Advantages of Non-destructive Imaging Diagnosis

There is a great merit in a system for non-destructive imaging diagnosis of the current inside the battery. In the field of battery quality control, the magnitude of self-discharge has been measured so far. Diagnosis has been made such that a large self-discharge makes a battery defective and a small one makes it non-defective. However, using an in-battery non-destructive image diagnosis system, it is possible to sort out current distribution that is not uniform and current distribution that is uniform given that the batteries have a small self-discharge.

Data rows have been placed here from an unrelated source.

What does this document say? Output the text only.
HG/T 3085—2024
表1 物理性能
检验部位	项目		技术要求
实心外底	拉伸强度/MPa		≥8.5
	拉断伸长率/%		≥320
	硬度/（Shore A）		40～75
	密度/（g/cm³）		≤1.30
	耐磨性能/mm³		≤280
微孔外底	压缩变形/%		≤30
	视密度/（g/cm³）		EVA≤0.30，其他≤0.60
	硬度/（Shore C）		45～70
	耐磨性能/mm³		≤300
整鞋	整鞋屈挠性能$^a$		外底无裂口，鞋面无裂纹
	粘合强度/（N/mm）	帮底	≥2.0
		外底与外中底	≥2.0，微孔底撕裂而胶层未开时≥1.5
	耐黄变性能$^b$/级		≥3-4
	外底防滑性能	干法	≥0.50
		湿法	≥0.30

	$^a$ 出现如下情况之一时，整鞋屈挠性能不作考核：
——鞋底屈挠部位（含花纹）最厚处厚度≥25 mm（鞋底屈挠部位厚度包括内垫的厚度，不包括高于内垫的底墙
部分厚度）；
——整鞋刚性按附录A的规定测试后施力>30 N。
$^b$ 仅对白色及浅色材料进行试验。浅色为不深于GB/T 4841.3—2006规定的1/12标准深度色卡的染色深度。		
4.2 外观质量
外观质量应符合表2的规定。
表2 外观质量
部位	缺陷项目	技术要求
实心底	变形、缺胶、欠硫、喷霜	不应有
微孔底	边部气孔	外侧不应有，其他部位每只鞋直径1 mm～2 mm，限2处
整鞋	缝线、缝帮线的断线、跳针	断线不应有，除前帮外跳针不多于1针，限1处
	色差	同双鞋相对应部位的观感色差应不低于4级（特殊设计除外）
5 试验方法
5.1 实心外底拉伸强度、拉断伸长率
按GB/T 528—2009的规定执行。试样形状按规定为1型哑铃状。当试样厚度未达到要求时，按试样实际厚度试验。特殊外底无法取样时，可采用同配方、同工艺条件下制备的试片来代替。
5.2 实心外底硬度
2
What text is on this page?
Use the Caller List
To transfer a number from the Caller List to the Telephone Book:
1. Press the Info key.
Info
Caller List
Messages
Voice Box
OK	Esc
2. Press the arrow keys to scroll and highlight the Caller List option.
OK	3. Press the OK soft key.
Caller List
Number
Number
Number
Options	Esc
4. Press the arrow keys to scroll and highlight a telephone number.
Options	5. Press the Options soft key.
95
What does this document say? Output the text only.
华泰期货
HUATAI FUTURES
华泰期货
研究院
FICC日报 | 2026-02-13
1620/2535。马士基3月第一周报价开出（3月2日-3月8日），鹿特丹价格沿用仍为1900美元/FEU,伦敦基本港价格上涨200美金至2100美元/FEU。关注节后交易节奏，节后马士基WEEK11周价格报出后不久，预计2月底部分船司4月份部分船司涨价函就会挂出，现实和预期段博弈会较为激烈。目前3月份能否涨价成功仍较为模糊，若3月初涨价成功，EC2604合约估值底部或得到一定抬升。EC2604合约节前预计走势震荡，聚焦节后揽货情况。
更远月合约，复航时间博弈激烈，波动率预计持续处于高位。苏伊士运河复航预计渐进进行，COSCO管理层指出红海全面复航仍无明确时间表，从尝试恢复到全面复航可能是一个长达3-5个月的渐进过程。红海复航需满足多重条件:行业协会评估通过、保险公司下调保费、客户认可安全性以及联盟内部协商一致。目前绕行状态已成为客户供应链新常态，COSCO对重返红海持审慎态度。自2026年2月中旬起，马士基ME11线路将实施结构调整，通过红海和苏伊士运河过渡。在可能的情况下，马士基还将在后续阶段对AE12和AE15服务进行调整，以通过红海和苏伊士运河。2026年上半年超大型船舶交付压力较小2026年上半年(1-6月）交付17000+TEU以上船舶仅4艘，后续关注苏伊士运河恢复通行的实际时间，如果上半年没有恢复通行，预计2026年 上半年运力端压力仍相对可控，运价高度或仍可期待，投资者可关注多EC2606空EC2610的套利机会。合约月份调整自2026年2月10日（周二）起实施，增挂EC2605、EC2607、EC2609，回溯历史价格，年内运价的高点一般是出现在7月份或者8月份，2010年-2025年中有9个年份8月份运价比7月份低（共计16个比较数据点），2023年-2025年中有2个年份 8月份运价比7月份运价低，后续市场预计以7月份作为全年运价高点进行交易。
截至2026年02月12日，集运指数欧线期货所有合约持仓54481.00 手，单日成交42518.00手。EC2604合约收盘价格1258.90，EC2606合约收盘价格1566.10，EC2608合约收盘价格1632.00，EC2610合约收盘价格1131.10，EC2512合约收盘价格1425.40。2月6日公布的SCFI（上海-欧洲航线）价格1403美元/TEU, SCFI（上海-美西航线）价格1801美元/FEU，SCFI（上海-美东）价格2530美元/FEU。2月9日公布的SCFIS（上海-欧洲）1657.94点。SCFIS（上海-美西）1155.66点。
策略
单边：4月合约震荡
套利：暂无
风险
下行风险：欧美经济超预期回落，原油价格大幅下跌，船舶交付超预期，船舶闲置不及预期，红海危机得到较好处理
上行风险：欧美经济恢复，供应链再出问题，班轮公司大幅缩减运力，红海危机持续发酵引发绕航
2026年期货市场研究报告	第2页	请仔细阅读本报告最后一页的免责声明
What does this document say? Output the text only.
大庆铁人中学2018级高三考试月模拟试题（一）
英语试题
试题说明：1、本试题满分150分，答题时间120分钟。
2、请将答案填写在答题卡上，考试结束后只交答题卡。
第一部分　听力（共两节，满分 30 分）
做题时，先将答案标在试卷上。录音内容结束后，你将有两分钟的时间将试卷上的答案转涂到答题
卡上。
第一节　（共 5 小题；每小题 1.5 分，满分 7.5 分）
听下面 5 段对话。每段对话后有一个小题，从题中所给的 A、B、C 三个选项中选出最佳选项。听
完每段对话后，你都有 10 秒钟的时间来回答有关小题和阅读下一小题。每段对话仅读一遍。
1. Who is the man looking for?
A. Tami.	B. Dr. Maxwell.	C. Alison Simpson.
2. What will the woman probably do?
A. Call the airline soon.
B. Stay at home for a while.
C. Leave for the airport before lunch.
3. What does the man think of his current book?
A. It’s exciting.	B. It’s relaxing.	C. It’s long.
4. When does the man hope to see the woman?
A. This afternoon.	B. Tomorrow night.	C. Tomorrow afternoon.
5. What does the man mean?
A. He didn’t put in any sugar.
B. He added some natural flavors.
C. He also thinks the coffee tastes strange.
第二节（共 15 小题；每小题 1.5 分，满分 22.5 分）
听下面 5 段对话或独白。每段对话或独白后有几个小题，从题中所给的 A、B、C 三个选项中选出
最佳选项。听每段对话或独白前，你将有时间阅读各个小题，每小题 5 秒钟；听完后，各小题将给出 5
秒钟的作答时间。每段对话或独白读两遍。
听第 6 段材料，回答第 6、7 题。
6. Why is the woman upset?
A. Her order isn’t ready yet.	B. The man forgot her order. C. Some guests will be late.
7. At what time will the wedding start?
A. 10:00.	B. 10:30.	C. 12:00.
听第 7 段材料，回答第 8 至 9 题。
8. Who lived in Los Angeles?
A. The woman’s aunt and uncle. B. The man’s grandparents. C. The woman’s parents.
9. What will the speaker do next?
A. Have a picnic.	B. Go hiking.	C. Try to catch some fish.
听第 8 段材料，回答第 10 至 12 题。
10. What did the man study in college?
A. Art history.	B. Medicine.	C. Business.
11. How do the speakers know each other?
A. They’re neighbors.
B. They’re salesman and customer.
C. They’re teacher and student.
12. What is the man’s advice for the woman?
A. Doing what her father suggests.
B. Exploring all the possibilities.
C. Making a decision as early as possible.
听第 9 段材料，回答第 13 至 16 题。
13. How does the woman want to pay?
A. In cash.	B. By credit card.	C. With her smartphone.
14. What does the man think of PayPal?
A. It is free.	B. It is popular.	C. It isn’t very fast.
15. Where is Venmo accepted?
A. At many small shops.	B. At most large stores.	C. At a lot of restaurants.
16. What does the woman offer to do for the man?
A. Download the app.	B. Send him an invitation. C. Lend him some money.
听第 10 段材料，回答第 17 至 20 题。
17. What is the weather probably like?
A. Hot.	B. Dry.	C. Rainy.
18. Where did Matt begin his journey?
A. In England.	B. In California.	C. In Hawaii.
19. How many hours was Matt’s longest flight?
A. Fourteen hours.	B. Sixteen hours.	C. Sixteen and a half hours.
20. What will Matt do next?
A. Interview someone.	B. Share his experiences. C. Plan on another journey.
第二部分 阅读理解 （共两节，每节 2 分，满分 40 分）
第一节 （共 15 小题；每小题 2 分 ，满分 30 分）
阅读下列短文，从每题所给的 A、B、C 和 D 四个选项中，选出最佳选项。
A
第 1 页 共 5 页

Finding Defective Batteries at Risk of Combustion Before Shipment

The graph below shows how many defective products that have been missed and shipped by the in-line battery imaging system are reduced. Currently, the shipment rate of in-vehicle storage batteries is about 70%. A value of about several tens of μA is set between the leakage current value of non-defective products and the defective products. The device finds batteries with relatively high leakage current among non-defective products, and classifies them into five types, ranging from uniformly uneven power generation to topical ones. If batteries showing the most uneven leakage current are disposed, problems in the market can be avoided. If the power generation unevenness of each category occurs at the same rate, the conventional yield drops from 70% to 67%. In other words, 3% of defective products can be newly discovered, so it is possible to avoid putting batteries with a high combustion risk on the market.